Darren’s personal story began long before he joined SAIL and was raised in Cherry Hill by two Special Education professionals. He was adopted from an orphanage in Bolivia when he was 18 months old. I remember his Mom, Andrea, telling me what it was like seeing Darren in the orphanage. She said she knew that she could not leave him behind because his little body had no muscle tone. Andrea said she knew if they did not bring Darren back to the US he would have no chance at a quality life. Darren was raised in Cherry Hill along with his adopted sister. Apparently he was very shy and coasted quietly through school. After high school he went to a secondary school in New York- where he started to gain more confidence and came out of his shell.
As I mentioned, when I met Darren he was initially hesitant around me. We took time to build our friendship within the SAIL program. He was very active with our regular SAIL activities but he really excelled at sports. I was assigned to be his job coach too. This is where I really saw Darren’s challenges. When you meet him you sometimes question what type of special needs he really has.

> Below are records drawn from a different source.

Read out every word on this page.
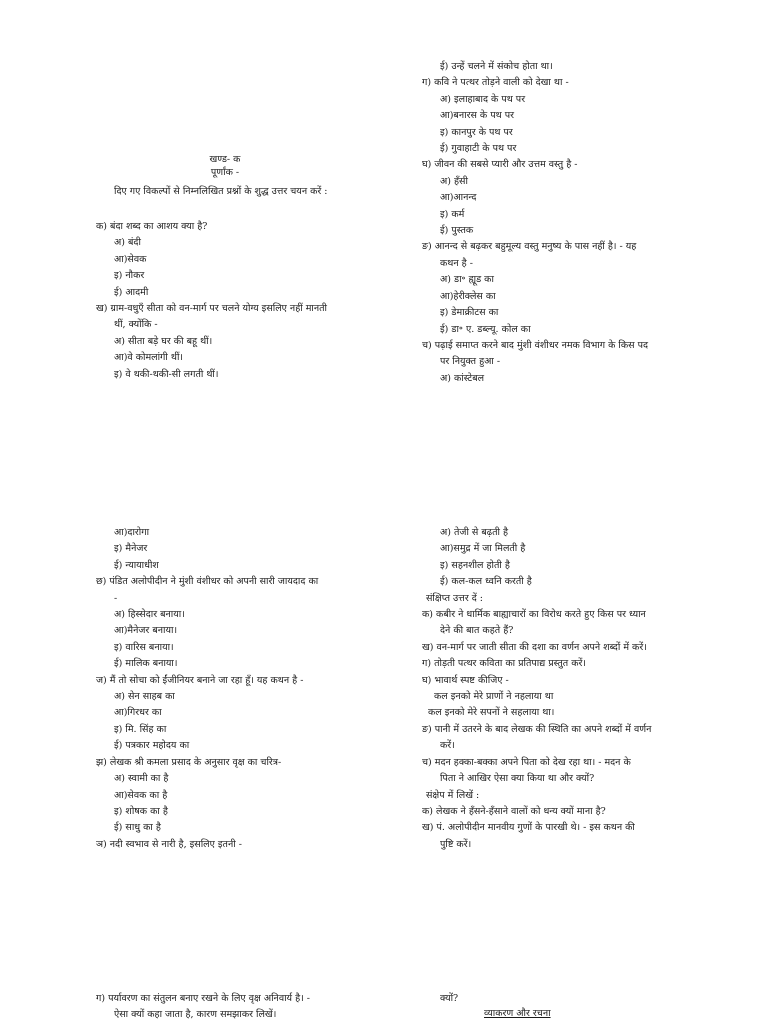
ई) उन्हें चलने में संकोच होता था।
ग) कवि ने पत्थर तोड़ने वाली को देखा था -
अ) इलाहाबाद के पथ पर
आ)बनारस के पथ पर
इ) कानपुर के पथ पर
ई) गुवाहाटी के पथ पर
घ) जीवन की सबसे प्यारी और उत्तम वस्तु है -
अ) हँसी
आ)आनन्द
इ) कर्म
ई) पुस्तक
ङ) आनन्द से बढ़कर बहुमूल्य वस्तु मनुष्य के पास नहीं है। - यह
कथन है -
अ) डा॰ ह्यूड का
आ)हेरीक्लेस का
इ) डेमाक्रीटस का
ई) डा॰ ए. डब्ल्यू. कोल का
च) पढ़ाई समाप्त करने बाद मुंशी वंशीधर नमक विभाग के किस पद
पर नियुक्त हुआ -
अ) कांस्टेबल
खण्ड- क
पूर्णांक -
दिए गए विकल्पों से निम्नलिखित प्रश्नों के शुद्ध उत्तर चयन करें :
क) बंदा शब्द का आशय क्या है?
अ) बंदी
आ)सेवक
इ) नौकर
ई) आदमी
ख) ग्राम-वधुएँ सीता को वन-मार्ग पर चलने योग्य इसलिए नहीं मानती
थीं, क्योंकि -
अ) सीता बड़े घर की बहू थीं।
आ)वे कोमलांगी थीं।
इ) वे थकी-थकी-सी लगती थीं।
आ)दारोगा
इ) मैनेजर
ई) न्यायाधीश
छ) पंडित अलोपीदीन ने मुंशी वंशीधर को अपनी सारी जायदाद का
-
अ) हिस्सेदार बनाया।
आ)मैनेजर बनाया।
इ) वारिस बनाया।
ई) मालिक बनाया।
ज) मैं तो सोचा को ईंजीनियर बनाने जा रहा हूँ। यह कथन है -
अ) सेन साहब का
आ)गिरधर का
इ) मि. सिंह का
ई) पत्रकार महोदय का
झ) लेखक श्री कमला प्रसाद के अनुसार वृक्ष का चरित्र-
अ) स्वामी का है
आ)सेवक का है
इ) शोषक का है
ई) साधु का है
ञ) नदी स्वभाव से नारी है, इसलिए इतनी -
अ) तेजी से बढ़ती है
आ)समुद्र में जा मिलती है
इ) सहनशील होती है
ई) कल-कल ध्वनि करती है
संक्षिप्त उत्तर दें :
क) कबीर ने धार्मिक बाह्याचारों का विरोध करते हुए किस पर ध्यान
देने की बात कहते हैं?
ख) वन-मार्ग पर जाती सीता की दशा का वर्णन अपने शब्दों में करें।
ग) तोड़ती पत्थर कविता का प्रतिपाद्य प्रस्तुत करें।
घ) भावार्थ स्पष्ट कीजिए -
कल इनको मेरे प्राणों ने नहलाया था
कल इनको मेरे सपनों ने सहलाया था।
ङ) पानी में उतरने के बाद लेखक की स्थिति का अपने शब्दों में वर्णन
करें।
च) मदन हक्का-बक्का अपने पिता को देख रहा था। - मदन के
पिता ने आखिर ऐसा क्या किया था और क्यों?
संक्षेप में लिखें :
क) लेखक ने हँसने-हँसाने वालों को धन्य क्यों माना है?
ख) पं. अलोपीदीन मानवीय गुणों के पारखी थे। - इस कथन की
पुष्टि करें।
ग) पर्यावरण का संतुलन बनाए रखने के लिए वृक्ष अनिवार्य है। -
ऐसा क्यों कहा जाता है, कारण समझाकर लिखें।
क्यों?
व्याकरण और रचना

Darren presents as very outgoing, personable, funny, witty and his sense of humor is very appropriate. He is very high-functioning. When I think of him I think of the word “COLORFUL.” He changes hair colors more often than I change nail polish colors. He has hundreds of t-shirts in different designs and colors. He could be a stand-up comedian and his delivery of his one-liners are perfect. He lives in his own apartment with his two dogs, has his own car, and functions independently. He loves wrestling and Disney movies. When Darenn is at a SAIL event or at a Special Olympics game, he loves attention.
However, I remember taking him on a job interview with a printing company. His anxiety was so severe he could not get out of the car. He had sweat through his shirt so badly that it was more wet than dry. I finally convinced him to get out of the car but I didn’t know if he would stop shaking or even be able to talk. I ended up doing most of the talking in the interview. Darren then had to do a little assessment that involved basic math. He was asked to convert a fraction of ¼ into a decimal. He could not do it. This was when I realized how much we all take the little things for granted. His inability to convert a basic fraction and his debilitating frustration and anxiety were crippling. This resulted in his physical inability to speak up for himself. Darren wanted so badly to have the job but he knew he could not handle the math portion required. Although I am no longer his job coach he keeps me updated about his work. He is currently employed at Petsmart- a perfect fit since he is a huge dog lover.
When I think of Darren’s Mom describing the little baby who had no muscle tone- and I now see him running circles around everybody on the basketball court- it fills me with pride that we are able to offer a program that provides our clients a place to shine. In his case, he is a true leader on and off the court. Last year our basketball coach could not make it to the final basketball tournament. Darren helped me and our Special Olympics Coordinator Mike strategize the logistics of the game. Once the season ended Darren approached me about wanting to transition from Special Olympics athlete to coach. I contacted Special Olympics on his behalf and they were thrilled to help. We are in the process of getting him approved to be a coach. He still wants to play this basketball season but he has proven himself to be a true leader on and off the court.
Darren is now almost 32 years old and is still very active with the SAIL program. Over the past eight years with JFCS, Darren has participated in a lot that we have to offer. He went on the first Birthright Israel trip, has designed holiday cards for JFCS, and is a past winner at our Vocational Breakfast. I was with Darren at a SAIL event last Tuesday night and mentioned that I was going to include him in my story today. I asked him if there was anything people should know about him and he said, “I’m pretty awesome and don’t forget a paragraph about how humble I am.”